Whats on In April

April 2018
 7th Ladies Day (conveners Nigel & Charlotte Wilkinson)
 9th Fly Tying (convener Colin Cox)
13 – 15th Mohaka/Tukituki River Trip (convener Larry Ware)
19th Committee meeting
 20th BBQ at clubrooms

February Fly of the Month

Instructor: Larry Ware
Hook: Dry fly hook, #12 – 14
Body: Peacock Herl
Tag: Gold flat tinsel
Hackle: Dark Furnace
Tie thread starting 3mm from eye of
hook to leave room for hackle.
Cut the tinsel at an angle and tie on
above the bend of the hook. Take
2 turns if the tinsel around hook
shank, so there is a short band of
gold for the tail/tag, then tie off
and trim.
Line up 3-4 strands of peacock herl
and tie the ends (either butts or tips) in just above the gold tag. Twist the
peacock herl around the thread, then wind from bend to 3mm from eye.
Wind back and forward again to make a fat body, then tie off.
Tie in a furnace hackle in front of the body, making at least 4 turns.
Whip or half hitch finish.

January Fly Of the Monh

Mrs-SimpsonFly Of The MonthMrs Simpson

Instructor – John McCarron

Hook Size 4-10

Thread #8

Lay on base thread leaving 3/4 mil for head. Tie in black squirrel tail equal to length of body, tie forward past mid point cut the tail off on angle.

Take thread to back of hook, select feather and strip off surplus, lay feather on side of hook and secure 3 x turns. Pull feather into position. Same on opposite side to match, trim off stalks.

Tie in red / yellow wool (red for night yellow for day) bring forward past half way point and secure. Take thread back 2/3 mil select two more feathers and secure as previous, trim stalks. 

Tie in wool on reverse side of hook, take thread back to feathers and wind wool forward. Select four feathers, tie in two each side of hook, trim stalks. Build a bullet shaped head and cement. 



December Fly of the Month

Fly Of the MonthThe Adams Dry Fly

Instructor: Wayne Woodward

This fly is considered a general imitation of a an adult mayfly, flying caddis or midge. It was designed by Leonard Halliday from Mayfield, Michigan in 1922, at the request of his friend Charles Adams. The Adams has been considered one of the most popular, versatile, effective and best-selling dry flies since its creation.

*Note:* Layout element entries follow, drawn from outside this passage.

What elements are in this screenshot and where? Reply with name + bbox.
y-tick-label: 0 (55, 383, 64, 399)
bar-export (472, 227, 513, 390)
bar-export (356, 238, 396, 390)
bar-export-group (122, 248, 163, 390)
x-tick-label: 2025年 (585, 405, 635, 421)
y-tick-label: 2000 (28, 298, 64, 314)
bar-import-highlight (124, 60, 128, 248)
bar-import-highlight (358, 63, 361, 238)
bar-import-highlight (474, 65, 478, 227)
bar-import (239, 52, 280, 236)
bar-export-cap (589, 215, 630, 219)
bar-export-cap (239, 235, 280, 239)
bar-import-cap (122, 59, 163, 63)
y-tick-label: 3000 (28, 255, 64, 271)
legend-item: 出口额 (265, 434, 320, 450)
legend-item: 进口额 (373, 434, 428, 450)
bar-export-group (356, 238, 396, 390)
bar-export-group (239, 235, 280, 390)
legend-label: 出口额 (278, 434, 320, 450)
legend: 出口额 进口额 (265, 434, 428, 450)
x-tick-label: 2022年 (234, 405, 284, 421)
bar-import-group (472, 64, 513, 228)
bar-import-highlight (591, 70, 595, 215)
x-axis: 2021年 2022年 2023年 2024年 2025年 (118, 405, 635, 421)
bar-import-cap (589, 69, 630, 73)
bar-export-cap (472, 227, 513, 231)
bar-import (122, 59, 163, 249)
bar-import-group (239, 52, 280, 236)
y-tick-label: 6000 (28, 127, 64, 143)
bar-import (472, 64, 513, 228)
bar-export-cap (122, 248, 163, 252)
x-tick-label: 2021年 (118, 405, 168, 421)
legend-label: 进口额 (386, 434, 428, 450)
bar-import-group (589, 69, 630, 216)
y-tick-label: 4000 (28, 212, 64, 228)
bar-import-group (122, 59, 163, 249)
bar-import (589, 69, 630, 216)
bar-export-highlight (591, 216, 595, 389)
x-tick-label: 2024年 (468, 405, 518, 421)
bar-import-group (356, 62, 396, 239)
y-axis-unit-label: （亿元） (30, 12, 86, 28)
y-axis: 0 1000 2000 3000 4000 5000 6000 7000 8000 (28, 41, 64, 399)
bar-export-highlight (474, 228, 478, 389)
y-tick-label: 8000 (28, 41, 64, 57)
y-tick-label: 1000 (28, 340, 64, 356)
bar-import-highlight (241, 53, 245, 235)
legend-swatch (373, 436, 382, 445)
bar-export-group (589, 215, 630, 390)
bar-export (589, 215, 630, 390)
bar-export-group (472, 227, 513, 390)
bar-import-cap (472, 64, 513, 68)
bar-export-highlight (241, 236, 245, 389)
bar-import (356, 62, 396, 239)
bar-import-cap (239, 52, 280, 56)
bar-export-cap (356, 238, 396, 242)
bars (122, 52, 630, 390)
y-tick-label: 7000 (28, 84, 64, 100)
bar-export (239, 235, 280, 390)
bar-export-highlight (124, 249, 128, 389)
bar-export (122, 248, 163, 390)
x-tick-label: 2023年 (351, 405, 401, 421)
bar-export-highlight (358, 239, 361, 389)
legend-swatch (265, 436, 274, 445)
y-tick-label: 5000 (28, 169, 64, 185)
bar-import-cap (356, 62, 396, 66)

Dry Fly Hook:           #10-20 (Black Magig F12 used tonight)

Wing:                         Grizzly hackle Wing Tips (opposed)

Body:                         Grey dubbing

Tail:                            Grizzly and Red Furnace hackle fibres combined

Hackle/s:                   Grizzly and Red Furnace Hackle to match hook size.

  1. Tie in the wings facing forward and wrap thread to hold wings upright. Use a figure 8 tie to separate wings. Make the wings equal in height to the length of the hook shank. Leave enough distance in front of the wings to fisish the fly.
  2. Wrap thread to tie in the tail fibres, ensuring they are equal to the hook length.
  3. Dub forward to create a carrot-shaped body stopping behind the wings leaving enough room to tie in the hackles.
  4. Tie in one grizzly hackle first, then two red furnace hackles, with dull sides facing you. Wind the red hackles 2-3 times behind the wings, then forward in front of the wings. Wrap a couple of turns in front of the wings and then tie off. Then wind the grizzly hackle forward in the same manner and tie off.
  5. Whip finish using the Matarellui whip finisher, or half hitch tool if you’ve been to Phil’s fly-tying class. Cement the thread head ensuring the eye of the hook is clear.